Secure Communication Using Two Pairs of Public/Private Keys
Let’s say I want to create a protocol to securely communicate between two endpoints – each of the two endpoints know the other’s public key and all data exchanged is encryted using one’s public key and decrypted using the recipient’s private key. Aside from man in the middle attack which can be avoid by using a PKI(?), what other kinds of attack is this protocol vulnerable to? And how is it compared to SSL as we have removed the initial handshake step?

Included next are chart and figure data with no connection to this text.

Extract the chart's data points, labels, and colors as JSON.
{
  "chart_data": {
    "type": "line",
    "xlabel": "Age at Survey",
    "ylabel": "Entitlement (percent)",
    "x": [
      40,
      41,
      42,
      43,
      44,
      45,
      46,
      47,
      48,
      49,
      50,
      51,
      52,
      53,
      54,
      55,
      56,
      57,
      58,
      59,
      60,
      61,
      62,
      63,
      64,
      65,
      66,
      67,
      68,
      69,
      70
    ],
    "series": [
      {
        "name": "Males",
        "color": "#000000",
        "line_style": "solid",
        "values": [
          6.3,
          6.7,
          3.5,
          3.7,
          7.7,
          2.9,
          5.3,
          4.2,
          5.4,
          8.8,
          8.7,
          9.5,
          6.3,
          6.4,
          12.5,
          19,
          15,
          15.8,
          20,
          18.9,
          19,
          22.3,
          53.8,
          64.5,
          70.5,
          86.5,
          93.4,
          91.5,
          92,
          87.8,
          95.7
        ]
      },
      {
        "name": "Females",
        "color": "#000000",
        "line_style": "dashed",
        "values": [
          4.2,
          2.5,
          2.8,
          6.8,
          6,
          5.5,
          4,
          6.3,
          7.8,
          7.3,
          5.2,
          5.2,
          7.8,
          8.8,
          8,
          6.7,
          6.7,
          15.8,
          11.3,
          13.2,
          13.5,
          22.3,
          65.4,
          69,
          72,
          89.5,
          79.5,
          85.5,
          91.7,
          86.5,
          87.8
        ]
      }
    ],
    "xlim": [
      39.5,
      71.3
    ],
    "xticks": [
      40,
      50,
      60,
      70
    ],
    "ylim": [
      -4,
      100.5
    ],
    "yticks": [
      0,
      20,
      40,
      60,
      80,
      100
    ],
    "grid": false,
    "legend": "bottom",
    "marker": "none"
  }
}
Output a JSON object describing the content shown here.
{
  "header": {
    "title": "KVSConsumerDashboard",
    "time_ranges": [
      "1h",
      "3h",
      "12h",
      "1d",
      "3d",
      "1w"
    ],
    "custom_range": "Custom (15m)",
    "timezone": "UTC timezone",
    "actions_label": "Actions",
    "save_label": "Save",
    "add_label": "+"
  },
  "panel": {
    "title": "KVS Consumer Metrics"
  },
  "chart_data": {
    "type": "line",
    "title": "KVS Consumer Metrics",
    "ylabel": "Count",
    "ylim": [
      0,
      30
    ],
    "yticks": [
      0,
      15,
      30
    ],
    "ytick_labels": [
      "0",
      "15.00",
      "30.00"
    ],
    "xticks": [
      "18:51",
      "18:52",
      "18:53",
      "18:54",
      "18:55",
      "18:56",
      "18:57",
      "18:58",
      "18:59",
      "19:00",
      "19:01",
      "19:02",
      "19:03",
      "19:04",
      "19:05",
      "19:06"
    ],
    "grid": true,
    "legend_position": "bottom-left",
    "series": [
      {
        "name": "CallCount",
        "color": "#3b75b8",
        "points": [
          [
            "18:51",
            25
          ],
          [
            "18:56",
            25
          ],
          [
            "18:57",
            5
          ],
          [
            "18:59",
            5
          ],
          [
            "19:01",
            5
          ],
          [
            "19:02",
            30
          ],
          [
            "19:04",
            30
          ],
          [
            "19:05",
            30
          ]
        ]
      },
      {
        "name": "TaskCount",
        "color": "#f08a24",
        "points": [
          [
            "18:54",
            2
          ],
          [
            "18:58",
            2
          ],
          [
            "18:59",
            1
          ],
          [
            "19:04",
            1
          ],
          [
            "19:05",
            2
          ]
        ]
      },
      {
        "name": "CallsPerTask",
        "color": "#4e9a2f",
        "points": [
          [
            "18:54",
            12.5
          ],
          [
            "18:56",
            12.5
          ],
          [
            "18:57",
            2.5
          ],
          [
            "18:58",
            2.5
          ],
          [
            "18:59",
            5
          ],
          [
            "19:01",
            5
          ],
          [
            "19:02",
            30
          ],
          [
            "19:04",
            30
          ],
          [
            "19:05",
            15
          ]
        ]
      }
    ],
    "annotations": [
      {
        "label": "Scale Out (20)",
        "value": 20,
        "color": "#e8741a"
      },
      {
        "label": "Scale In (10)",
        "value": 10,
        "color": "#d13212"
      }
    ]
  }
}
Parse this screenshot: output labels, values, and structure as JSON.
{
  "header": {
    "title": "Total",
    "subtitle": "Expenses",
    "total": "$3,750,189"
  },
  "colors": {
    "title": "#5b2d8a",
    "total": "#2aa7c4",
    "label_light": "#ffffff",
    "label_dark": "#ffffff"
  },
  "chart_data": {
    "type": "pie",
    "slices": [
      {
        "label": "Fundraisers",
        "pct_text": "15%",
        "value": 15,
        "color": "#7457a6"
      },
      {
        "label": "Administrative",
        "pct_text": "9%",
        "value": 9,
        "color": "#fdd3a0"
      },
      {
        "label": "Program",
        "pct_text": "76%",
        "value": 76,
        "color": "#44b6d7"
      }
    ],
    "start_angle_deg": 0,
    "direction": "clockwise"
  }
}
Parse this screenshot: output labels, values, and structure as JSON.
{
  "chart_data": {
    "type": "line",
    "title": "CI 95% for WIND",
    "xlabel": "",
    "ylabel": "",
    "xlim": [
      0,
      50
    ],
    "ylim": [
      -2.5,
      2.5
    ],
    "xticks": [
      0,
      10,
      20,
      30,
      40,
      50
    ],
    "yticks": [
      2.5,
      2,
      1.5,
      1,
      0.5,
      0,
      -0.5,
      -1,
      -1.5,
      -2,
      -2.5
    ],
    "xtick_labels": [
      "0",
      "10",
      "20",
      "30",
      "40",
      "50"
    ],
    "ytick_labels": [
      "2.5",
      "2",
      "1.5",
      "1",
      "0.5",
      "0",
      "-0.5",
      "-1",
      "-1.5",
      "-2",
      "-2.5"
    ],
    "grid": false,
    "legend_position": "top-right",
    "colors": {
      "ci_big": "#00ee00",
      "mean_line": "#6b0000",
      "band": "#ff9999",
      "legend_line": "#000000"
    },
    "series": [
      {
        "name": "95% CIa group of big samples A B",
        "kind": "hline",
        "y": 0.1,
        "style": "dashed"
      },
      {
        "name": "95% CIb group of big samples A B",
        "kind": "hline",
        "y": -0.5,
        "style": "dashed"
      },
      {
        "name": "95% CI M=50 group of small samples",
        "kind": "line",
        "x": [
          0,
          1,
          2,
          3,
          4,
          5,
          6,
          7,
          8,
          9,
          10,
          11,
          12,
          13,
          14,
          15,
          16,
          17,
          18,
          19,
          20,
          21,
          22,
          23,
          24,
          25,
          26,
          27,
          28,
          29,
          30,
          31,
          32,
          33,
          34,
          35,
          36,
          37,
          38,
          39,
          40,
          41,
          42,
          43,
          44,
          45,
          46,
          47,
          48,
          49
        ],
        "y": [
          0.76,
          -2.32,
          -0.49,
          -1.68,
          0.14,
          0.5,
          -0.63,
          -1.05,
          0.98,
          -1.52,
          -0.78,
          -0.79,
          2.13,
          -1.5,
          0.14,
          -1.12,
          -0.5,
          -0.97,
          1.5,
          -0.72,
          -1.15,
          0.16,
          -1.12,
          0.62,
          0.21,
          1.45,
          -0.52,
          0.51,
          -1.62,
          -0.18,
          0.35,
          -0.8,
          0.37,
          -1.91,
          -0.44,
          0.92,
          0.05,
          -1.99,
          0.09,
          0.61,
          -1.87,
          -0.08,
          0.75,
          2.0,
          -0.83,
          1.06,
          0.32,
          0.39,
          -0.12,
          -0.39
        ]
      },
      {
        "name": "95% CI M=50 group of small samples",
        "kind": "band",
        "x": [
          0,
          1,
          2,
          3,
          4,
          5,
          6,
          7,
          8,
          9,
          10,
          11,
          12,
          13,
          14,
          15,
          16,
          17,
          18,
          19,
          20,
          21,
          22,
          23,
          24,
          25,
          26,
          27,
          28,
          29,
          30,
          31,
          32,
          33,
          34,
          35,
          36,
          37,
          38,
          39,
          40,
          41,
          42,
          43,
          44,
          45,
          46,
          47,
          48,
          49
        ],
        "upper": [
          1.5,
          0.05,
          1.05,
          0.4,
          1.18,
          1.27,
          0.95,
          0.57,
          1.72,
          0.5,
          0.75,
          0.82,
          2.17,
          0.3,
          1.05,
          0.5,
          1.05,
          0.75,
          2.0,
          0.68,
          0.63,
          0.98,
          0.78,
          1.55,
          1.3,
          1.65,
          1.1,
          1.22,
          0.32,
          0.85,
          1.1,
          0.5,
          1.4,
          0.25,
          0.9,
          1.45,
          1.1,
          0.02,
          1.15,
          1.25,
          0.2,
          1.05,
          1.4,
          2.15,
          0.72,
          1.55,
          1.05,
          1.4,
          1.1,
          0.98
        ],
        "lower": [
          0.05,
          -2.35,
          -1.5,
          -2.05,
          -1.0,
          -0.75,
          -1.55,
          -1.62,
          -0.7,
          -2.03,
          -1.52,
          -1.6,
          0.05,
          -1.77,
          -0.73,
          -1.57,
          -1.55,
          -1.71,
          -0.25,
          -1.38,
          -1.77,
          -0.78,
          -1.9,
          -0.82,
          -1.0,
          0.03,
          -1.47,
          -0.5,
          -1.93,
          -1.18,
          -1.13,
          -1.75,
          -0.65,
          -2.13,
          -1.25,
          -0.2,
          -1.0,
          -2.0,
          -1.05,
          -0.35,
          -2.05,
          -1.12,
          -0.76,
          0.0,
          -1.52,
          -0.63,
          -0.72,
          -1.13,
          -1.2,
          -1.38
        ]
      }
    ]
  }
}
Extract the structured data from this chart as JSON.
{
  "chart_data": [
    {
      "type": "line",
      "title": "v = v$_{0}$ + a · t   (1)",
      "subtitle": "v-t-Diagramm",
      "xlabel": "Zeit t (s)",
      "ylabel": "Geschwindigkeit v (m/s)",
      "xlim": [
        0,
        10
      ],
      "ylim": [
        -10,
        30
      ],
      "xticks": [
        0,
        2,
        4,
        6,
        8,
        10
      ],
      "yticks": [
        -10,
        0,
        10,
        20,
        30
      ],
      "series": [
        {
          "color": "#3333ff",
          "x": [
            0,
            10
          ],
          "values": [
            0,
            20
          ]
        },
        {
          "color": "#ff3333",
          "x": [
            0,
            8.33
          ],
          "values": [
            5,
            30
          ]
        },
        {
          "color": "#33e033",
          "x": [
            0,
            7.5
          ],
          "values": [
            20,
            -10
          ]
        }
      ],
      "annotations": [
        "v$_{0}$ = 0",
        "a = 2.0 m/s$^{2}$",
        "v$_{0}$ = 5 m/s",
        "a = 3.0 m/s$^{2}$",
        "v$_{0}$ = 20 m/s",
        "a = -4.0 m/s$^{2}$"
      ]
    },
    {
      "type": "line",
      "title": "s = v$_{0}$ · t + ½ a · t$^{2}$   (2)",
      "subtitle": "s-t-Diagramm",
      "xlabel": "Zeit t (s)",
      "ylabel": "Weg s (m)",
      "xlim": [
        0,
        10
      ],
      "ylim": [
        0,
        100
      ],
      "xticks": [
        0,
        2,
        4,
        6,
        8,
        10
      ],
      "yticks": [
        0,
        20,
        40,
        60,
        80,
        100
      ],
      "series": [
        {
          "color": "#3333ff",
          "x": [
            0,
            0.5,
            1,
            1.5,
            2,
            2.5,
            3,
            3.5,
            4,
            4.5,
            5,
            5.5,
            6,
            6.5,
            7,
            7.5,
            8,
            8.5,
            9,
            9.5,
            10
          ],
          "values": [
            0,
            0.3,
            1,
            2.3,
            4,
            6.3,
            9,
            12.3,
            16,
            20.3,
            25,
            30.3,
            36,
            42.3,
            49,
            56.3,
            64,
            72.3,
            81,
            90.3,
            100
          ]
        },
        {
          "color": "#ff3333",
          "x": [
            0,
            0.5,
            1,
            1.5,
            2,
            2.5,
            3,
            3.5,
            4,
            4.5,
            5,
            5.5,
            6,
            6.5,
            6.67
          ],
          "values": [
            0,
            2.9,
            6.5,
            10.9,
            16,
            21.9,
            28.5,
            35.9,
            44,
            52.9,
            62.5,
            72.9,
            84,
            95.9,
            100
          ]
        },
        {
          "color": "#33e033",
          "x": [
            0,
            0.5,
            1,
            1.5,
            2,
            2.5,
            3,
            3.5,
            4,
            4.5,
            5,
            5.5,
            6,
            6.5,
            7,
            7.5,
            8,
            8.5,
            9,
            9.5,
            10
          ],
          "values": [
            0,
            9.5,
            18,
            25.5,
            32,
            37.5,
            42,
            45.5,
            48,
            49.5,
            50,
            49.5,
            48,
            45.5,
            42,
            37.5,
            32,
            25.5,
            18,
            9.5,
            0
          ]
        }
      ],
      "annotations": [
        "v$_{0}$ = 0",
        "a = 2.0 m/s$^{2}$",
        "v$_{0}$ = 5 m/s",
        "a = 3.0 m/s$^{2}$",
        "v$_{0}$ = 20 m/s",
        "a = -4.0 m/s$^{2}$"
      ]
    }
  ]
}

This protocol is vulnerable to a replay attack.
A -> I_B: {m}_PK(B)
I_A -> B: {m}_PK(B)
I_A -> B: {m}_PK(B)
If m
was a message saying loan me $10
and B
was a little naive …
This protocol is also vulnerable to message reordering attacks e.g.
A -> I_B: {m}_PK(B)
A -> I_B: {m'}_PK(B)
I_A -> B: {m'}_PK(B)
I_A -> B: {m}_PK(B)
If we assume RSA, then if there is no padding then such a protocol would be weak to homomorphic encryption attacks.
Various other attacks are obvious but uninteresting (such as denial-of-service by the intruder blocking all messages, dictionary attacks letting the attacker verify a guess at the message, dictionary attacks letting the attacker detect repeat messages, message truncation attacks etc.)